The family recently exhausted their meager savings to care for Ms. Alejandre’s ailing mother-in-law, and they were trying to make the last transfer of money stretch as far as possible.
“If there aren’t remittances, there’s nothing,” Mr. Ponce said.
The uncertainty they face echoes across Mexico.
Martha Sánchez, who lives with her two young sons in Ciudad Hidalgo, a city in northeastern Michoacán, said her husband was fired last month as a hotel cleaner in Louisville, Ky. He hasn’t found another job and has not sent money home in six weeks.
Ms. Sánchez said she may be forced to start selling possessions to cover rent and food. Their car, an 18-year-old Volkswagen Jetta, may be the first thing to go, she said.
Meanwhile, she and her boys are following stay-at-home orders and hunkering down in their small apartment, trying to stay safe.
“If it’s not the virus, it’s the economy,” she sighed.

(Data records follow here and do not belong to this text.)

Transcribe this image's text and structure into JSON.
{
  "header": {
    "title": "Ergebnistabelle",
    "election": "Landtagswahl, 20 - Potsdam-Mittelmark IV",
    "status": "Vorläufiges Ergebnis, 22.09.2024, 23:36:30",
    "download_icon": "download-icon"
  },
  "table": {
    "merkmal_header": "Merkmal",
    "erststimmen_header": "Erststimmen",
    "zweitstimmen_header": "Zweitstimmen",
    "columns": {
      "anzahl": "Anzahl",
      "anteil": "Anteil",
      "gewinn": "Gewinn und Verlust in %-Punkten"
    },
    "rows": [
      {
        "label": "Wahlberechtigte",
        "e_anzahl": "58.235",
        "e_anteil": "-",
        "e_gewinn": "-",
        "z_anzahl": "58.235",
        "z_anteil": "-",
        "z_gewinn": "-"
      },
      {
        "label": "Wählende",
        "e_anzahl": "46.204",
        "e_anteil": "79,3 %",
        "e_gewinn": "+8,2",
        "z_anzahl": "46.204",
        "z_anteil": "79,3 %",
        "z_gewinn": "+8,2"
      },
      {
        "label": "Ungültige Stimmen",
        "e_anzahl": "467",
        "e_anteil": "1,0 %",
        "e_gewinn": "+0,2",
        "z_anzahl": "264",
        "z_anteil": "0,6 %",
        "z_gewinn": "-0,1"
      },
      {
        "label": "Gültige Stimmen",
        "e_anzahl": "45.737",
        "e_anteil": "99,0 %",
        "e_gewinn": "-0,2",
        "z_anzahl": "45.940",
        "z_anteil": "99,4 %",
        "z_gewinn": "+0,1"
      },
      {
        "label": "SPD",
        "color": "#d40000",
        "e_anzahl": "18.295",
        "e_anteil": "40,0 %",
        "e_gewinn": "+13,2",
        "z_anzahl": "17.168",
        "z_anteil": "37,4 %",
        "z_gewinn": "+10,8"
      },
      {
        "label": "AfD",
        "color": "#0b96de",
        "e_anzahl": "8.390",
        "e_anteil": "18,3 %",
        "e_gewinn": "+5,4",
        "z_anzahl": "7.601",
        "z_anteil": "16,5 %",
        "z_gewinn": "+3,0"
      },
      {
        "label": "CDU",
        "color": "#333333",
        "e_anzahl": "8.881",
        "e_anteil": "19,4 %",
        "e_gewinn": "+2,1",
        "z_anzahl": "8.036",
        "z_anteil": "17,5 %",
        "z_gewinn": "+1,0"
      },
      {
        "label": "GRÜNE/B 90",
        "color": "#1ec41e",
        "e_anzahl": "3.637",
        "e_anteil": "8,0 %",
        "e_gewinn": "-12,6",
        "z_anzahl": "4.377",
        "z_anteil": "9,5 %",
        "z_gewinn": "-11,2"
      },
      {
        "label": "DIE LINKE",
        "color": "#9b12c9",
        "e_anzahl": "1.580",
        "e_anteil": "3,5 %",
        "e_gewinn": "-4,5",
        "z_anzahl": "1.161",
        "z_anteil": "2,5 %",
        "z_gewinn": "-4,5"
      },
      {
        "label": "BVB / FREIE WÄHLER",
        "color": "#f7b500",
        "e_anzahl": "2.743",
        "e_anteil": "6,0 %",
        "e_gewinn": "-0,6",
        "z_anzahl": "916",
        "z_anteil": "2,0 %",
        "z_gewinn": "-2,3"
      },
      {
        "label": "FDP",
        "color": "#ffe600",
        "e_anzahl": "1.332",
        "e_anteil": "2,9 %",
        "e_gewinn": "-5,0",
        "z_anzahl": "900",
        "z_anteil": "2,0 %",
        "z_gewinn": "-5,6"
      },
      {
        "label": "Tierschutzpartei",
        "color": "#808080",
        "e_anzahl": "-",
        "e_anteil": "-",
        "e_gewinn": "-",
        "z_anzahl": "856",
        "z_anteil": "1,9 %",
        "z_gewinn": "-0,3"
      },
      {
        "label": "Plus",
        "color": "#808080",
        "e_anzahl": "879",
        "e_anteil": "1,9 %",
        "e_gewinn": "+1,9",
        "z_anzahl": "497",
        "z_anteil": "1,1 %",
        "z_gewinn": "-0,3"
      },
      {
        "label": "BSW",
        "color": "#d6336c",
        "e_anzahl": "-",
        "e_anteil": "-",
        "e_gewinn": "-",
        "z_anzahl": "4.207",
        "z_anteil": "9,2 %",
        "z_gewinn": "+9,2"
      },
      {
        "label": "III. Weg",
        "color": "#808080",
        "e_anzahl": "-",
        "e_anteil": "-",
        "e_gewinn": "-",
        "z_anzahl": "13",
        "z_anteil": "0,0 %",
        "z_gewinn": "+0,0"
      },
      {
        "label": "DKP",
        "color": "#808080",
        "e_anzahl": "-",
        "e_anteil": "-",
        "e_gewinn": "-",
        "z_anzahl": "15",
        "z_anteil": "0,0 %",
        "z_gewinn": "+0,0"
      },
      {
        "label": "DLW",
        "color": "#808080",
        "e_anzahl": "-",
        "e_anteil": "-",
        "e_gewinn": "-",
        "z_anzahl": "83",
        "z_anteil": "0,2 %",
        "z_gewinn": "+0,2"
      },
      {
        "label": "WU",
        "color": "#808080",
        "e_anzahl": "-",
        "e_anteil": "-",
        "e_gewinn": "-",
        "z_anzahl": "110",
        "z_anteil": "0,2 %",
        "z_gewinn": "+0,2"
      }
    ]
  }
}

Guilt weighs heavily on migrants who have seen their jobs vanish and now have to tell relatives back home they have nothing to send.
César, 42, a Mexican migrant living in New York City with his wife and five children, lost his job as a restaurant line cook more than a month ago.
He, along with two sisters and a brother who also live in the United States, had been supporting their mother in the state of Puebla. But his sisters also lost their jobs, and now there is a lot less money to send home.
“You feel a little bad for your families,” lamented César, who asked that he only be partially identified because of his undocumented status. “It’s affecting all of us who have moved here.”
In the face of bleak employment prospects, some migrants have decided to return home; Ms. Alejandre said her husband is considering this.
“His being here would be good for us as a family, but economically very bad,” she said, adding that they’re hoping the American economy starts to rebound soon.
“He’s going to wait a few more days and see what happens.”